Le quartier général de la milice Aitarak (l’écharde) est situé en plein coeur de la capitale du Timor oriental, derrière un hôtel pour touristes. C’est un ensemble de bâtiments en béton de deux étages, peint en blanc, doté d’une grande cour intérieure. Les miliciens anti-indépendantistes ont fini de vider les lieux dans la nuit de mardi à mercredi, emportant le produit de leurs pillages dans des dizaines de camions escortés par l’armée indonésienne. Ils laissent dans leur sillage une ville dévastée et détruite, un spectacle d’apocalypse où les rares rescapés, qu’on voit camper sur les trottoirs, en sont maintenant réduits à piller pour survivre.
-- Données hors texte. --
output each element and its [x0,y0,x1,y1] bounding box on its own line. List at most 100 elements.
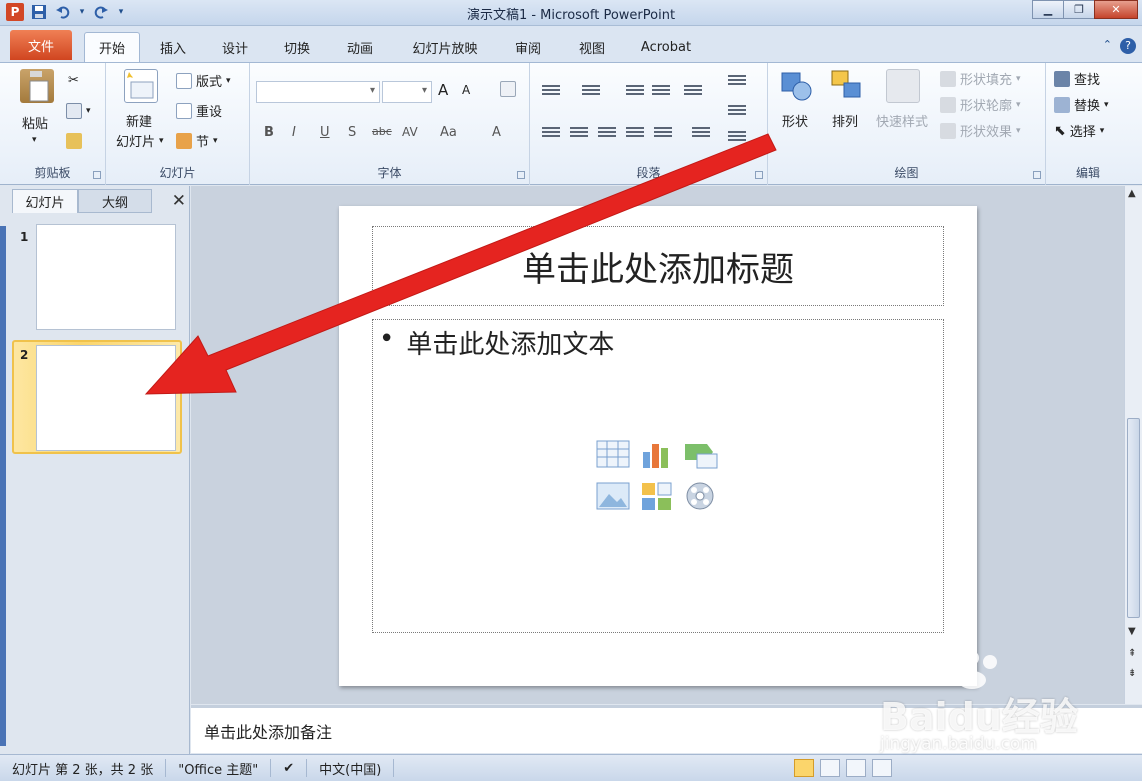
current-slide[interactable]: 单击此处添加标题 • 单击此处添加文本 [339,206,977,686]
clipboard-launcher-icon[interactable] [93,171,101,179]
minimize-ribbon-icon[interactable]: ⌃ [1103,38,1112,54]
section-button[interactable]: 节 ▾ [176,131,218,150]
tab-animations[interactable]: 动画 [334,32,386,62]
insert-chart-icon[interactable] [639,438,675,472]
theme-name[interactable]: "Office 主题" [166,759,272,778]
shape-outline-label: 形状轮廓 [960,99,1013,114]
align-left-icon[interactable] [542,125,560,139]
justify-icon[interactable] [626,125,644,139]
new-slide-label[interactable]: 新建 [126,111,152,130]
paste-button[interactable]: 粘贴 [22,113,48,132]
select-button[interactable]: ⬉ 选择 ▾ [1054,121,1104,141]
tab-insert[interactable]: 插入 [148,32,198,62]
shape-effects-button[interactable]: 形状效果 ▾ [940,121,1021,140]
bold-button[interactable]: B [264,125,274,140]
replace-button[interactable]: 替换 ▾ [1054,95,1109,114]
font-name-combo[interactable] [256,81,380,103]
text-direction-icon[interactable] [728,73,746,87]
shape-fill-button[interactable]: 形状填充 ▾ [940,69,1021,88]
insert-smartart-icon[interactable] [683,438,719,472]
paste-icon[interactable] [20,69,54,103]
close-window-button[interactable]: ✕ [1094,0,1138,19]
copy-icon[interactable]: ▾ [66,103,91,119]
grow-font-button[interactable]: A [438,81,448,99]
slideshow-view-icon[interactable] [872,759,892,777]
previous-slide-icon[interactable]: ⇞ [1128,648,1136,659]
tab-view[interactable]: 视图 [566,32,618,62]
normal-view-icon[interactable] [794,759,814,777]
distributed-icon[interactable] [654,125,672,139]
title-placeholder[interactable]: 单击此处添加标题 [372,226,944,306]
columns-icon[interactable] [692,125,710,139]
content-placeholder[interactable]: • 单击此处添加文本 [372,319,944,633]
underline-button[interactable]: U [320,125,330,140]
paste-dropdown-icon[interactable]: ▾ [32,135,37,145]
tab-design[interactable]: 设计 [210,32,260,62]
tab-acrobat[interactable]: Acrobat [630,32,702,62]
minimize-button[interactable]: ▁ [1032,0,1064,19]
language-status[interactable]: 中文(中国) [307,759,395,778]
insert-media-icon[interactable] [683,480,719,514]
shadow-button[interactable]: S [348,125,356,140]
align-right-icon[interactable] [598,125,616,139]
slide-thumbnail-1[interactable] [36,224,176,330]
shape-outline-button[interactable]: 形状轮廓 ▾ [940,95,1021,114]
bullets-icon[interactable] [542,83,560,97]
italic-button[interactable]: I [292,125,296,140]
tab-slideshow[interactable]: 幻灯片放映 [400,32,490,62]
increase-indent-icon[interactable] [652,83,670,97]
decrease-indent-icon[interactable] [626,83,644,97]
arrange-icon[interactable] [830,69,864,103]
tab-transitions[interactable]: 切换 [272,32,322,62]
tab-review[interactable]: 审阅 [502,32,554,62]
char-spacing-button[interactable]: AV [402,125,418,139]
new-slide-button[interactable]: 幻灯片 ▾ [116,131,164,150]
tab-outline-pane[interactable]: 大纲 [78,189,152,213]
cut-icon[interactable]: ✂ [68,73,79,88]
smartart-icon[interactable] [728,129,746,143]
new-slide-icon[interactable] [124,69,158,103]
align-text-icon[interactable] [728,103,746,117]
scroll-up-icon[interactable]: ▲ [1128,188,1136,199]
next-slide-icon[interactable]: ⇟ [1128,668,1136,679]
tab-slides-pane[interactable]: 幻灯片 [12,189,78,213]
paragraph-launcher-icon[interactable] [755,171,763,179]
numbering-icon[interactable] [582,83,600,97]
shrink-font-button[interactable]: A [462,83,470,97]
font-size-combo[interactable] [382,81,432,103]
scrollbar-thumb[interactable] [1127,418,1140,618]
spell-check-status[interactable]: ✔ [271,759,308,777]
strikethrough-button[interactable]: abc [372,125,392,138]
font-launcher-icon[interactable] [517,171,525,179]
close-pane-icon[interactable]: ✕ [172,191,186,211]
drawing-launcher-icon[interactable] [1033,171,1041,179]
shapes-icon[interactable] [780,69,814,103]
content-bullet: • 单击此处添加文本 [379,324,614,361]
shapes-button[interactable]: 形状 [782,111,808,130]
insert-picture-icon[interactable] [595,480,631,514]
maximize-button[interactable]: ❐ [1063,0,1095,19]
insert-clipart-icon[interactable] [639,480,675,514]
slides-pane-tabs: 幻灯片 大纲 ✕ [12,189,188,213]
scroll-down-icon[interactable]: ▼ [1128,626,1136,637]
help-icon[interactable]: ? [1120,38,1136,54]
tab-file[interactable]: 文件 [10,30,72,60]
line-spacing-icon[interactable] [684,83,702,97]
clear-format-icon[interactable] [500,81,516,97]
change-case-button[interactable]: Aa [440,125,457,140]
find-button[interactable]: 查找 [1054,69,1100,88]
align-center-icon[interactable] [570,125,588,139]
vertical-scrollbar[interactable]: ▲ ▼ ⇞ ⇟ [1124,186,1142,704]
format-painter-icon[interactable] [66,133,82,149]
reading-view-icon[interactable] [846,759,866,777]
quick-styles-button[interactable]: 快速样式 [876,111,928,130]
reset-button[interactable]: 重设 [176,101,222,120]
slide-thumbnail-2[interactable] [36,345,176,451]
insert-table-icon[interactable] [595,438,631,472]
slide-sorter-icon[interactable] [820,759,840,777]
quick-styles-icon[interactable] [886,69,920,103]
layout-button[interactable]: 版式 ▾ [176,71,231,90]
tab-home[interactable]: 开始 [84,32,140,62]
arrange-button[interactable]: 排列 [832,111,858,130]
font-color-button[interactable]: A [492,125,501,140]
Identification impossible. Une odeur de mort flotte autour du QG abandonné. Elle émane de la cour d’une maison jouxtant le complexe. Des voisins à la mine défaite nous guident vers un puits, au fond de la cour. La bouche en ciment est étroite. Dans un jus visqueux, infesté d’asticots, flottent des cadavres démembrés et sans tête. «Des soldats australiens de la force internationale, qui sont venus là ce matin, ont estimé qu’il y en avait des dizaines, peut-être jusqu’à 70, empilés les uns sur les autres», explique cet habitant, trop inquiet pour donner son nom. Il ajoute avoir guidé sur les lieux les militaires de la force internationale, qui étaient à l’origine venus pour arrêter les miliciens dans leur QG, qu’ils ont trouvé vide.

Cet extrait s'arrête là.